The movie was actually the second largest-grossing for the five-day period, behind Disney’s hit “Black Panther: Wakanda,” which added $64 million, after generating a massive $180 million in its opening weekend in mid November. To date, that sequel has generated $367 million in North America and $675 million globally.
Further, this Thanksgiving weekend proved disappointing for most films, with Warner Bros.’ “Black Adam,” Universal’s “The Fabelmans,” Sony’s “Devotion” and Disney and Searchlight’s “The Menu” all earning under $10 million.
But “Strange World”’s opening numbers were even lower than Disney’s unambitious original projection, which called for the movie to earn $30 million to $40 million over the five-day period.

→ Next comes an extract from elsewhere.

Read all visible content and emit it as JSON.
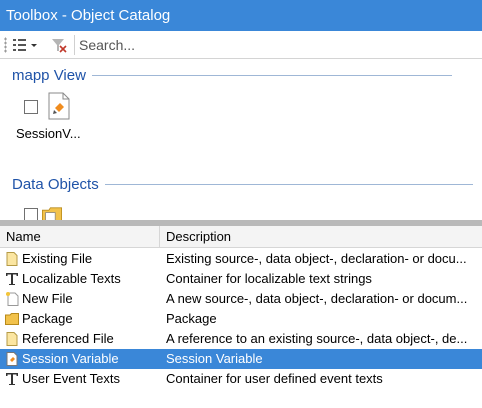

And it was the worst three-day opening performance for a Disney animated film since “The Emperor’s New Groove” in 2000, according to Comscore.
“Strange World” cost $360 million to make and tens of millions more to market, so unless it sees an unlikely surge over the next several weeks, it is likely to lose at least $100 million, according to Variety sources.
In contrast, other Disney animated films — including “Ralph Breaks the Internet, “Moana,” “Coco” and “Frozen II” — have have ruled the Thanksgiving box office in recent times.
But “Encanto” generated a relatively modest, by Disney standards, $27 million and $40 million during last year’s Thanksgiving Day three- and five-day opening periods.
And this past June, “Light Year” earned just $50 million domestically in its opening weekend, compared to $100 million openings for the two earlier Toy Story-franchise movies.
Some industry experts attribute box office opening declines to confusion resulting from the release of some Disney and Pixar animated flicks on Disney+ instead of in theaters during the early pandemic years, and a smaller number of family films in theaters hampering consumers’ exposure to film trailers.